HERRSCHAFT est de retour, enfin. Après une première partie de carrière fracassante, imposant un mélange puissant entre black metal et metal industriel, le groupe parisien avait été obligé de se remettre en question avec le départ de son chanteur, M[z]X (c'est chaud à dire à haute voix). Médusé, le public découvrait en 2015 How Real Men Do et son clip totalement barré, annonçant peut-être une orientation plus fun de la part de la bande recentrée sur le duo formé par Max et Zoé qui, en réalité, n'a jamais été bien loin : le public parisien les connaît par cœur tant ils sont devenus incontournables au fil des ans. Allez, Le Festin du Lion est enfin sorti, ceci est mon corps, ceci est mon sang, à table, on mange !
Un beat frénétique, un break étonnant avec des chœurs enfantins, des gros riffs méchants qui prennent le pas sur l'électronique pour une fin de morceau où un synthé perché essaye de respirer sous toutes ces couches : TechnoSatan est l'entrée en matière percutante et rentre-dedans que l'on attendait. La voix de Max n'est peut-être pas aussi incisive que celle de son prédécesseur, mais son côté guttural et rugueux amène une théâtralité nouvelle, un côté un peu mégalo démonstratif et jouissif qui sied à merveille au propos. All hail Techno Satan ! Le public connaît depuis un moment How Real Men Do, le morceau par lequel HERRSCHAFT annonçait sa nouvelle orientation, moins imprégnée de metal extrême, avec une humeur festive évidente, plus cynique aussi. La mélodie entre en tête immédiatement, le refrain est irrésistible, les guitares énormes, on se dit qu'on a droit au single bien con et rigolo... Jusqu'à cet incroyable passage au piano signé François Duguest qui conclue le morceau avec une envolée à la fois surréaliste, élégante et poétique. HERRSCHAFT flirterait presque avec l'avant-garde et, en deux morceaux, a posé le décor : Le Festin du Lion sera un album certes efficace et fédérateur, mais surtout, totalement barré. Les bases sont là, mais renouveau il y a bien eu.
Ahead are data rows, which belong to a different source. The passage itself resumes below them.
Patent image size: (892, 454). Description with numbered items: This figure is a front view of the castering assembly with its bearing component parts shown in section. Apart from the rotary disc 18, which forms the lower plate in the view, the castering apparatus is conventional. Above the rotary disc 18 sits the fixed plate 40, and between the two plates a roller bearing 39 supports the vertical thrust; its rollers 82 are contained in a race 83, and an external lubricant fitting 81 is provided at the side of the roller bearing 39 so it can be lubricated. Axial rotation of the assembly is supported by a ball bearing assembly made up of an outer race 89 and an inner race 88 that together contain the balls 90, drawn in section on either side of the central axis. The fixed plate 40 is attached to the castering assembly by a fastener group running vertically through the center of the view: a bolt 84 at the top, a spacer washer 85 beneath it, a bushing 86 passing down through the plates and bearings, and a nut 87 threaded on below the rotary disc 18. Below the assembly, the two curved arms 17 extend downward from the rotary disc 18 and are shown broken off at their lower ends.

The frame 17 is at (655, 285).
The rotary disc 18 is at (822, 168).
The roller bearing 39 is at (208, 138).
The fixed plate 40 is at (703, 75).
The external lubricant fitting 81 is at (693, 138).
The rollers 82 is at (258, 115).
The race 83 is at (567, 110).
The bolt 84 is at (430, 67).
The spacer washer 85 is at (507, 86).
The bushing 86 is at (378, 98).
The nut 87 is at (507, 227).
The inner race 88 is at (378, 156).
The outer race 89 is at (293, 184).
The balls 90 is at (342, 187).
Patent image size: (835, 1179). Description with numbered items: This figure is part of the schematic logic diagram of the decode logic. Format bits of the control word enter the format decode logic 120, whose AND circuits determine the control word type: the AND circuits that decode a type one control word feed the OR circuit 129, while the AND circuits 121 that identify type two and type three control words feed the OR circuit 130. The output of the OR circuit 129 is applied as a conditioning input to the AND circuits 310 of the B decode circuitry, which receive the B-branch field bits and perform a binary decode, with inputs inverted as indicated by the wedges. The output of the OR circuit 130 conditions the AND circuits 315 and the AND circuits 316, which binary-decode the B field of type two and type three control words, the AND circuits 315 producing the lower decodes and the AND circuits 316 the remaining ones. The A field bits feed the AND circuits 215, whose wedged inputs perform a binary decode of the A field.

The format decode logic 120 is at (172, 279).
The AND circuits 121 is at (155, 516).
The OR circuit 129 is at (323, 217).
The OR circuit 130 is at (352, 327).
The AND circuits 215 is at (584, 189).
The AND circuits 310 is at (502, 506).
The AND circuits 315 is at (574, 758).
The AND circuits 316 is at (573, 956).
En effet, ça déborde d'idées. Derrière la frontalité et l'agressivité des compos (But All I Know, entre ses riffs assassins et ses lignes de chant dégueulées, est monumentale), derrière le soucis de faire remuer le public en live, il y a toujours un soin tout particulier apporté aux détails, aux ambiances. Plus théâtral et mystique, HERRSCHAFT s'amuse à utiliser les figures de Dieu et du Diable (comme sur The Great Fire, morceau à l'énergie folle auquel le Shaârghot vient ajouter sa démence) pour mieux critiquer l'humain dont les actes mettent les démons au chômage (Satan et son assistant semble bien désœuvrés sur la pochette de l'album).
Zoé et Max se sont entourés d'autres artistes, proches collaborateurs, développant autour de leur groupe un véritable collectif : non seulement, Le Festin du Lion est riche de toutes les idées qui ont eu le temps de mûrir au cours des six dernières années, mais il l'est également grâce aux personnalités qui s'y greffent. On note l'apport malsain d'El Worm de WORMFOOD sur le morceau-titre, chanté en français, mais aussi l'émotion qui se dégage tout particulièrement de la fin du disque. Entre The White Russians, morceau à la fois festif et poignant (avec la participation de Baptiste Bertrand de öOoOoOoOoOo (CHENILLE)), et ce final incroyable sur Hate Me chantée par Jessy de SYNDRO-SYS et Dany Boy de JE T'AIME dans un registre electro-goth froid totalement inattendu, HERRSCHAFT s'amuse à non-seulement nous adresser un pied-de-nez appréciable mais fait preuve d'une sincérité et d'une liberté qui font plaisir à entendre. Finir là-dessus, aussi loin de là où tout a commencé, il fallait oser.
C'est d'ailleurs ce que l'on retient le plus du Festin du Lion, cette liberté qui permet au groupe d'exprimer ce qu'il veut, comme il le veut et avec les artistes qui lui sont chers. HERRSCHAFT, au-delà des grosses guitares qui envoient, derrière les beats catchy, derrière les postures grotesques et cyniques et derrière les confettis, laisse entrevoir la générosité de son âme et une honnêteté touchante.